賜文華殿大學士兼左中允全思誠致仕,歸鄉里。敕曰:「朕觀古人其有志之士雖發白氣衰而心猶不怠,故能善其始終,使名垂方冊,光照後世。卿懷才抱德,肩古志人,惜乎以衰老之年,志雖存而力不能任,朕不忍復勞,特令卿還鄉里,以撫子孫,享其奉養,不亦悅乎?」
以土官普德權署雲南廣西府事。
庚寅,刑部尚書開濟議法巧密,上覽而惡之曰:「刑罰之設,本以禁民為非,使之遠罪耳,非以陷民也。汝張此密法,以罔無知之民,無乃用心太刻?夫竭澤而漁,害及鯤鮞,焚林而田,禍及麛鷇,巧密之法,百姓其能免乎?此非朕所以望汝也。」濟大慚。
辛卯,贈錢塘衛故千戶袁興為明威將軍、指揮僉事。誥曰:「中國既安,守在四夷。曩者,諸夷弗遵聲教,恣肆跳梁,特遣征南將軍率師三十萬問罪西南,剋期而至,鼓列而陣,蠻夷潰服。惟爾奮身矢石,沒於邊陲,朕用傷悼,特贈明威將軍、指揮僉事,世祿傳家,名書方冊,永世不磨。爾其有知,服茲休命。」興,全椒人,少好騎射,不事生業。元季兵興,為義兵百戶。歲乙未,率眾來歸,隨軍克宣州,以功升授千戶。諸暨之戰,有劉總管者為賊所執,興馳騎突入其陣,賊眾披靡,斬首數十級,脫劉總管還。及見主帥,劉乃自以為功,興恬不之怪,亦未嘗以語人,人咸服其量。軍士嘗乏食,興解銀帶易粟活之。及王師進攻雲南之龍海,興時從征,慨然謂同列曰:「吾此行不生擒渠魁,不返也。」至是,請為前鋒,遂力戰以死,詔遣使祭之,加贈今官雲。
壬辰,賜國子監倭生文壽衣衾、靴襪。
普定軍民府知府者額遣弟阿昌及八十一砦長阿窩等來朝,貢馬,詔賜衣鈔有差,尋又賜文綺人二十匹、鈔二百錠。
癸巳,酉陽宣撫冉應仁貢馬及方物,詔賜文綺、鈔錠。
乙未,遣使齎勘合文冊,賜暹羅、占城、真臘諸國,凡中國使至,必驗勘合相同,否則為偽者,許擒之以聞。

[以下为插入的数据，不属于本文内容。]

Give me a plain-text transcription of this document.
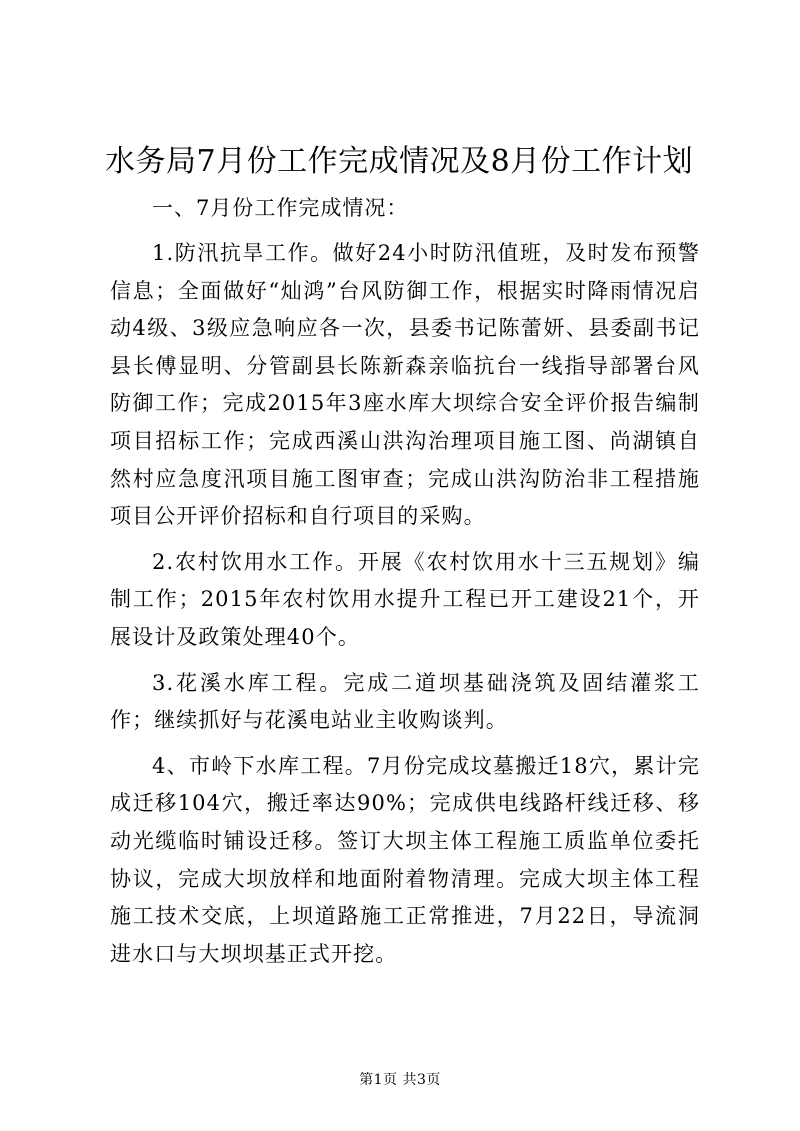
水务局7月份工作完成情况及8月份工作计划

一、7月份工作完成情况：

1.防汛抗旱工作。做好24小时防汛值班，及时发布预警信息；全面做好“灿鸿”台风防御工作，根据实时降雨情况启动4级、3级应急响应各一次，县委书记陈蕾妍、县委副书记县长傅显明、分管副县长陈新森亲临抗台一线指导部署台风防御工作；完成2015年3座水库大坝综合安全评价报告编制项目招标工作；完成西溪山洪沟治理项目施工图、尚湖镇自然村应急度汛项目施工图审查；完成山洪沟防治非工程措施项目公开评价招标和自行项目的采购。

2.农村饮用水工作。开展《农村饮用水十三五规划》编制工作；2015年农村饮用水提升工程已开工建设21个，开展设计及政策处理40个。

3.花溪水库工程。完成二道坝基础浇筑及固结灌浆工作；继续抓好与花溪电站业主收购谈判。

4、市岭下水库工程。7月份完成坟墓搬迁18穴，累计完成迁移104穴，搬迁率达90%；完成供电线路杆线迁移、移动光缆临时铺设迁移。签订大坝主体工程施工质监单位委托协议，完成大坝放样和地面附着物清理。完成大坝主体工程施工技术交底，上坝道路施工正常推进，7月22日，导流洞进水口与大坝坝基正式开挖。

第1页 共3页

丁酉,敕禮部:凡常祭揚王,用羊、豕各一,太原長公主羊一。惟春二月、秋八月、望日二祭揚王用太牢,太原長公主羊、豕各一。
己亥,寧國府宣城縣民訴故元官田徵租太重,積年逋負一十五萬七千六百八十餘石,民實貧困,不能輸納。戶部以聞,詔自辛丑歲至洪武十三年逋租,悉皆免徵。

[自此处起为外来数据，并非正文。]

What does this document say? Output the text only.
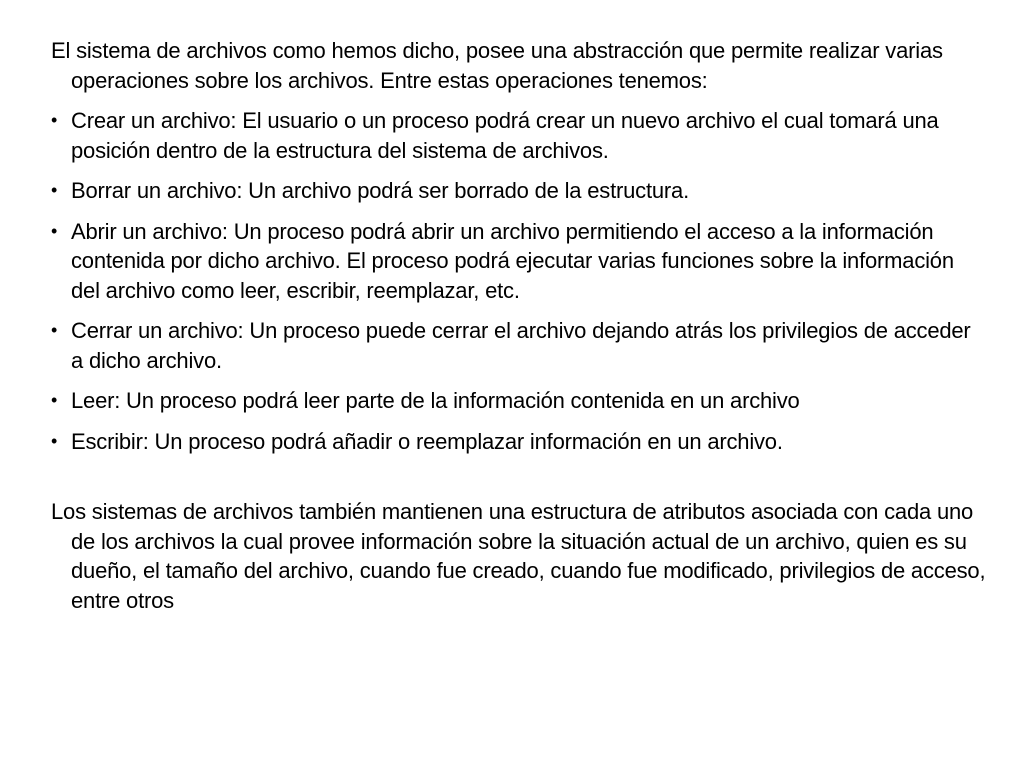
El sistema de archivos como hemos dicho, posee una abstracción que permite realizar varias operaciones sobre los archivos. Entre estas operaciones tenemos:

• Crear un archivo: El usuario o un proceso podrá crear un nuevo archivo el cual tomará una posición dentro de la estructura del sistema de archivos.
• Borrar un archivo: Un archivo podrá ser borrado de la estructura.
• Abrir un archivo: Un proceso podrá abrir un archivo permitiendo el acceso a la información contenida por dicho archivo. El proceso podrá ejecutar varias funciones sobre la información del archivo como leer, escribir, reemplazar, etc.
• Cerrar un archivo: Un proceso puede cerrar el archivo dejando atrás los privilegios de acceder a dicho archivo.
• Leer: Un proceso podrá leer parte de la información contenida en un archivo
• Escribir: Un proceso podrá añadir o reemplazar información en un archivo.

Los sistemas de archivos también mantienen una estructura de atributos asociada con cada uno de los archivos la cual provee información sobre la situación actual de un archivo, quien es su dueño, el tamaño del archivo, cuando fue creado, cuando fue modificado, privilegios de acceso, entre otros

故元海西右丞阿魯灰遣人至遼東,願內附。上遣使齎敕,往諭之曰:「惟智者能知存亡之道,而決去就之幾。今爾所守之地,東有野人之隘,南有高麗之險,北接曠漠,惟西抵元營,道路險扼,孰不以為可自固守?爾乃能率眾內附,自非智者審勢達變,計不及此,雖古之志士,何以過之?朕甚嘉焉,今特遣使諭意,爾其知之。」
雲南品甸土酋杜惠來朝,命為千夫長。